Content Creation by Domain Experts in a Semantic GIS System

Home » conference » programme » abstracts » Content Creation by Domain Experts in a Semantic GIS System

Nakhimovsky, Alexander, Colgate University, USA, adnakhimovsky@colgate.edu

Myers, Tom, N-Topus Software, USA, tommyers@dreamscape.com

Introduction

The focus of this paper is on how an ontology-based GIS system can be populated with class instances and further maintained by domain experts with no support from ontological engineers. This is an old goal of knowledge engineering. We present our approach in the context of a specific Semantic GIS system called EventMap (Nakhimovsky 2010), but the techniques we propose should be of general interest. At the core of our approach are two simple observations. First, instances of a given class can be described by a table in which each row corresponds to an instance and each column to a property. Such tables can be created in a context that allows data validation for data properties and, for object properties, provides access to already created instances of the object class. If the tables are kept in the cloud (e.g., Google spreadsheets) then we have a ready-made environment for joint distributed authoring, essential for creating community-based resources. The second observation is that map layers can be described by KML documents which can be created using a variety of tools ranging from ArcGIS to the free KML editor built into Google Maps / My Places. This is a flexible arrangement that makes simple things easy and difficult things possible.
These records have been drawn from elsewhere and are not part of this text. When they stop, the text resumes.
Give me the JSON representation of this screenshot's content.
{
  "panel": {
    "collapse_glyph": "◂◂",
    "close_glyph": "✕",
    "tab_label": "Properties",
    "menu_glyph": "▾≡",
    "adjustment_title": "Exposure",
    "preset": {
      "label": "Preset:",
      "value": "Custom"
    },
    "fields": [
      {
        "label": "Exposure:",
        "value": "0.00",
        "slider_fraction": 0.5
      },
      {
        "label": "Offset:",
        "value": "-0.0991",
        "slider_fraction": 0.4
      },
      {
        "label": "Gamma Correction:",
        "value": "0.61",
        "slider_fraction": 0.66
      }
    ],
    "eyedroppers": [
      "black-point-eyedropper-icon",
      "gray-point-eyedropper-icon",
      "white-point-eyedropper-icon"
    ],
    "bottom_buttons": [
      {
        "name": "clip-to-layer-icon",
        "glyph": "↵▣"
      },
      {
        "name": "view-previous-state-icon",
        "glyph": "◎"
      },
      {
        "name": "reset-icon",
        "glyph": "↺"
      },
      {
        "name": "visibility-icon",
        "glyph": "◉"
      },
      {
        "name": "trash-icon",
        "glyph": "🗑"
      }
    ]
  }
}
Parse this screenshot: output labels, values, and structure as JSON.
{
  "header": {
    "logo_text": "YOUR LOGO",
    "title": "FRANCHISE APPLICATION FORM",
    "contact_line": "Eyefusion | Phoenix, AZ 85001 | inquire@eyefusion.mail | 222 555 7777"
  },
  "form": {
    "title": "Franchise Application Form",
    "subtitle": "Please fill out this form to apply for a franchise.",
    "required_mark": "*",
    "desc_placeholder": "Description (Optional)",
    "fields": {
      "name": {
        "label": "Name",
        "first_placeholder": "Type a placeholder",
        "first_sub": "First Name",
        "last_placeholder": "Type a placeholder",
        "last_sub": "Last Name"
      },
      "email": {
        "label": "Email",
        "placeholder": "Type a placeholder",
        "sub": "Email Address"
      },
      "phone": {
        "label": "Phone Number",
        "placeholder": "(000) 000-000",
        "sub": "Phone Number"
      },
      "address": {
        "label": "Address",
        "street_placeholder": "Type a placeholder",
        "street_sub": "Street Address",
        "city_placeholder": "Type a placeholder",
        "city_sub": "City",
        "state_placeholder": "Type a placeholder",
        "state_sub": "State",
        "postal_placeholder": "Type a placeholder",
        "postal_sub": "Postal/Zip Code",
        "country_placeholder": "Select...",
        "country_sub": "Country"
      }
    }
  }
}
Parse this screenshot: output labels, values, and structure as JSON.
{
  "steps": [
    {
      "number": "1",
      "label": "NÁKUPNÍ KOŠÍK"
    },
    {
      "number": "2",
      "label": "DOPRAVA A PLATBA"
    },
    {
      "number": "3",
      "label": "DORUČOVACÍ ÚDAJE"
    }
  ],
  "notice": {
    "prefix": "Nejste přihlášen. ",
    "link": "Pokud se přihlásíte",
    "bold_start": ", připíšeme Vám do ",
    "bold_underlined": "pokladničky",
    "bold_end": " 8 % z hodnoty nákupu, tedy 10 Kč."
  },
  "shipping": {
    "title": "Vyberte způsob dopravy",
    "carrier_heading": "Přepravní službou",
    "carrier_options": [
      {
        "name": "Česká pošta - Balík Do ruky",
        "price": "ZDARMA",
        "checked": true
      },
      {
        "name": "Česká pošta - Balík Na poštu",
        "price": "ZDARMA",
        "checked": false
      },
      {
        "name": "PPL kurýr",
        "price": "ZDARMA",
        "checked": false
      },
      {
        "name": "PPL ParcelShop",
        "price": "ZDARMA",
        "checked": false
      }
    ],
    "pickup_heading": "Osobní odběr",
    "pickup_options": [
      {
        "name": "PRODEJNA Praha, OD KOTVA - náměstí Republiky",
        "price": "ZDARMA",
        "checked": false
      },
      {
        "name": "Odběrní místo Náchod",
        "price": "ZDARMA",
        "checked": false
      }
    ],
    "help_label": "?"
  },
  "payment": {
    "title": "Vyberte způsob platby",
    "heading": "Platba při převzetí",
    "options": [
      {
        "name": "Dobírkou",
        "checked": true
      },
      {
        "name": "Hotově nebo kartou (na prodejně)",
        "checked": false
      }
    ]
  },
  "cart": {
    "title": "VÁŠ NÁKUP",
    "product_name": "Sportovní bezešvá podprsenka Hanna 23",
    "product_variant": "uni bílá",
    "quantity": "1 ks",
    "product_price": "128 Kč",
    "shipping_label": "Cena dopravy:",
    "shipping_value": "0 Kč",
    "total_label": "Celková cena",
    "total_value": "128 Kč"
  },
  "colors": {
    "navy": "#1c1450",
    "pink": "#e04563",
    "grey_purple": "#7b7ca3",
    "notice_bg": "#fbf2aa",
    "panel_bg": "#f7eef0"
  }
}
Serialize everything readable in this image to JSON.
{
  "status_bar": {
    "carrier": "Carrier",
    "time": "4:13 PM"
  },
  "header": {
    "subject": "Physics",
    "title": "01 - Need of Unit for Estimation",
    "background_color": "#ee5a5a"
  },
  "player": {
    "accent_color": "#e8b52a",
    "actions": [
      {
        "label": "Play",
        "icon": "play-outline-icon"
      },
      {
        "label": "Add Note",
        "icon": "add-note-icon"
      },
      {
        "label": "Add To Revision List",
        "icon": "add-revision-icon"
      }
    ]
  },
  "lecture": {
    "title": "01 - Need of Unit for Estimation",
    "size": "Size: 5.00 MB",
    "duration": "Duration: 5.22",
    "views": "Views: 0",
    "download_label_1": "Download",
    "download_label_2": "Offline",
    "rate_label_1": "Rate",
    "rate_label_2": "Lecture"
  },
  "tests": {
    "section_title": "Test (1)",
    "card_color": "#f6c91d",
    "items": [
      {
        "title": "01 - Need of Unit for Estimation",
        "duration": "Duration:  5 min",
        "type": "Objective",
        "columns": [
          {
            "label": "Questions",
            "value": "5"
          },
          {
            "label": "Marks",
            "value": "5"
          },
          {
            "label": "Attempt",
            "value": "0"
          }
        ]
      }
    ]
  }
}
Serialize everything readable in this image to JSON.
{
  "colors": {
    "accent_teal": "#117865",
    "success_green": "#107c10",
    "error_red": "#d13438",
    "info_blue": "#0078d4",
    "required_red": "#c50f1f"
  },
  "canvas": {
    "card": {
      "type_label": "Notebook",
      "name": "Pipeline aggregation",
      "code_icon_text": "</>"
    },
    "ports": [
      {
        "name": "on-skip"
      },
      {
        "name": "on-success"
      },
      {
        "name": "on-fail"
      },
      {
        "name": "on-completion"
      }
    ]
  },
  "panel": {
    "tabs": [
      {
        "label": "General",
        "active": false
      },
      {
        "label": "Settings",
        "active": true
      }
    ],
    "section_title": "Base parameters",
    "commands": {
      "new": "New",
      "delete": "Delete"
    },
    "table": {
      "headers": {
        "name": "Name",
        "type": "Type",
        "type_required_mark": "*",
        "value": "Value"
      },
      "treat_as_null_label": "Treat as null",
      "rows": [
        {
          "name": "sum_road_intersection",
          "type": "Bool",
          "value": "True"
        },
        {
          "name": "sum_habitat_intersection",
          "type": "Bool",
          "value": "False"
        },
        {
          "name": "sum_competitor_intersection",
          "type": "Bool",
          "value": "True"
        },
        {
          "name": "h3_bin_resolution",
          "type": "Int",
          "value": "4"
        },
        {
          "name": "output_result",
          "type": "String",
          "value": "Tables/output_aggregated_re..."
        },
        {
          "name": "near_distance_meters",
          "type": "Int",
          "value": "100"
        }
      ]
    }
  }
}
Specifically, in this paper we present two mechanisms for data entry: via a blog with links to KML data, in which each blog entry corresponds to an event; and via a Web application that reads in the relevant subset of an ontology (expressed as metadata tables) and provides a form that validates new class instances against that ontology.

The EventMap Framework

An EventMap is a sequence of annotated maps produced by a GIS system and controlled by a Timeline: each map corresponds to a time interval, and together a map and a time interval represent an Event. The Timeline makes it possible to navigate event sequences and observe changing event patterns over time; the patterns depend on the query posed to the GIS system. Every event is linked to an annotation that can contain arbitrary web content, including images, multimedia, and output from Web applications. Internally, the content is represented by RDF graphs; specific event sequences, their maps, and their annotations are produced by a SPARQL query (DuCharme 2011).

Instead of thinking of an EventMap as a sequence of maps each corresponding to a time interval and annotated by a web page, one can think of it as a sequence of pages each annotated by a map. A good example of this kind of book is McEvedy (2003). EventMap is a framework for creating such books online.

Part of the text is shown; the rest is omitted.